Papier : Sa principale matière première, c’est le bois, une ressource qui repousse. Résultat : il nécessite deux fois moins d’énergie non renouvelable. Un bon point.
CONSOMATION D’EAU
Plastique : Raisonnable sur le robinet, il ne pompe que 0,7 litre par sac. Sa sobriété constitue son argument massue.
Papier : Le compteur explose. Pour une unité, il faut presque 8 fois plus d’eau. « L’industrie papetière est régulièrement montrée du doigt pour sa consommation, mais la méthodologie des analyses de cycle de vie (ACV) conduit à en comptabiliser davantage qu’elle n’en consomme réellement », nuance Philippe Osset, coauteur d’une étude comparative réalisée par l’organisme spécialisé Ecobilan.
EFFET DE SERRE
Plastique : Tout au long de son cycle de vie, il émet 137 grammes équivalent CO2. Quel toxique ce plastique.
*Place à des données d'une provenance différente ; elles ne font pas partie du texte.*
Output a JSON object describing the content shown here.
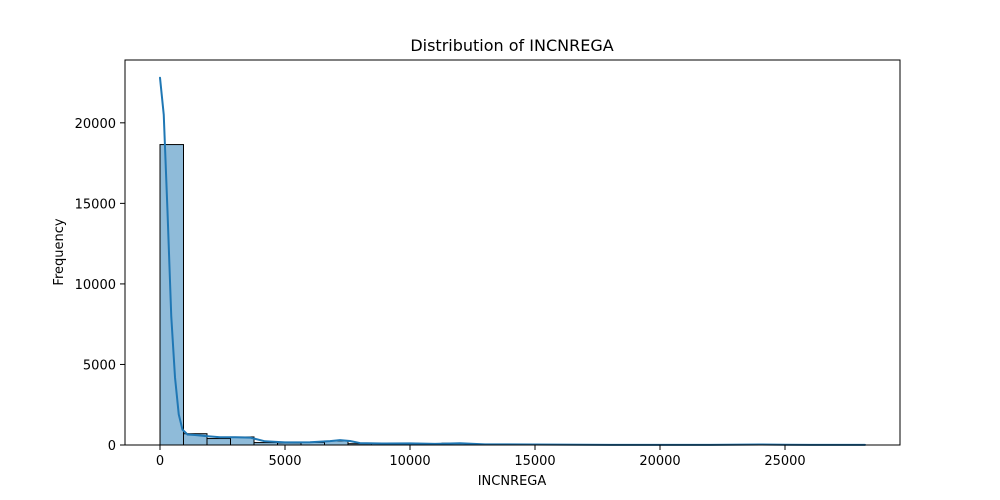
{
  "chart_data": {
    "type": "bar",
    "title": "Distribution of INCNREGA",
    "xlabel": "INCNREGA",
    "ylabel": "Frequency",
    "xlim": [
      -1400,
      29600
    ],
    "ylim": [
      0,
      23900
    ],
    "xticks": [
      0,
      5000,
      10000,
      15000,
      20000,
      25000
    ],
    "yticks": [
      0,
      5000,
      10000,
      15000,
      20000
    ],
    "grid": false,
    "bar_color": "#1f77b4",
    "bar_opacity": 0.5,
    "bins": [
      {
        "x0": 0,
        "x1": 940,
        "count": 18650
      },
      {
        "x0": 940,
        "x1": 1880,
        "count": 700
      },
      {
        "x0": 1880,
        "x1": 2820,
        "count": 400
      },
      {
        "x0": 2820,
        "x1": 3760,
        "count": 500
      },
      {
        "x0": 3760,
        "x1": 4700,
        "count": 150
      },
      {
        "x0": 4700,
        "x1": 5640,
        "count": 130
      },
      {
        "x0": 5640,
        "x1": 6580,
        "count": 160
      },
      {
        "x0": 6580,
        "x1": 7520,
        "count": 250
      },
      {
        "x0": 7520,
        "x1": 8460,
        "count": 80
      },
      {
        "x0": 8460,
        "x1": 9400,
        "count": 90
      },
      {
        "x0": 9400,
        "x1": 10340,
        "count": 100
      },
      {
        "x0": 10340,
        "x1": 11280,
        "count": 60
      },
      {
        "x0": 11280,
        "x1": 12220,
        "count": 110
      },
      {
        "x0": 12220,
        "x1": 13160,
        "count": 20
      },
      {
        "x0": 13160,
        "x1": 14100,
        "count": 10
      },
      {
        "x0": 14100,
        "x1": 15040,
        "count": 30
      },
      {
        "x0": 15040,
        "x1": 15980,
        "count": 10
      },
      {
        "x0": 15980,
        "x1": 16920,
        "count": 5
      },
      {
        "x0": 16920,
        "x1": 17860,
        "count": 5
      },
      {
        "x0": 17860,
        "x1": 18800,
        "count": 5
      },
      {
        "x0": 18800,
        "x1": 19740,
        "count": 5
      },
      {
        "x0": 19740,
        "x1": 20680,
        "count": 5
      },
      {
        "x0": 20680,
        "x1": 21620,
        "count": 10
      },
      {
        "x0": 21620,
        "x1": 22560,
        "count": 5
      },
      {
        "x0": 22560,
        "x1": 23500,
        "count": 5
      },
      {
        "x0": 23500,
        "x1": 24440,
        "count": 30
      },
      {
        "x0": 24440,
        "x1": 25380,
        "count": 5
      },
      {
        "x0": 25380,
        "x1": 26320,
        "count": 5
      },
      {
        "x0": 26320,
        "x1": 27260,
        "count": 5
      },
      {
        "x0": 27260,
        "x1": 28200,
        "count": 5
      }
    ],
    "kde": {
      "color": "#1f77b4",
      "x": [
        0,
        150,
        300,
        450,
        600,
        750,
        900,
        1100,
        1400,
        1800,
        2400,
        3000,
        3600,
        4200,
        5000,
        6000,
        6800,
        7200,
        7600,
        8000,
        9000,
        10000,
        11000,
        12000,
        13000,
        15000,
        18000,
        20000,
        22000,
        24000,
        25000,
        26000,
        28200
      ],
      "y": [
        22800,
        20500,
        14500,
        8000,
        4200,
        1900,
        950,
        650,
        620,
        560,
        480,
        480,
        460,
        230,
        160,
        170,
        240,
        300,
        250,
        120,
        90,
        100,
        70,
        110,
        40,
        30,
        10,
        10,
        10,
        30,
        15,
        8,
        5
      ]
    }
  }
}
Papier : On respire légèrement mieux. Avec 30 % d’émissions de gaz à effet de serre en moins, cette matière-là se comporte avec plus de naturel. Hélas, quand l’objet atterrit en décharge, il émet, par fermentation, du méthane, un gaz à effet de serre très nocif. En France, 27 % des sacs papier finissent au dépotoir, selon l’Agence de l’environnement et de la maîtrise de l’énergie (Ademe), contre 62 % pour les sacs plastique.
DÉCHETS
Plastique : Sa fin de vie le pousse dans le rouge « étant donné que le sac plastique ne se dégrade pas en décharge et qu’il n’est pas recyclé », indique Ecobilan.
Papier : Contrairement à son concurrent, le sac papier est recyclé à 54 % selon l’Ademe. Il ne pèse donc « que » 30 grammes de déchets ultimes.
EFFET : JET PAR LA FENÊTRE
Plastique : Abandonné dans la nature, il constitue un danger plus important parce qu’il « persiste » dans l’environnement, dit l’étude. Selon l’Ademe, un sac plastique nécessite 100 à 400 ans pour se dégrader naturellement.
Papier : Biodegradáble, le sac papier présente un risque pour l’environnement faible. Attention, cela ne signifie pas qu’il faut jeter ses sacs papier par la fenêtre de la voiture.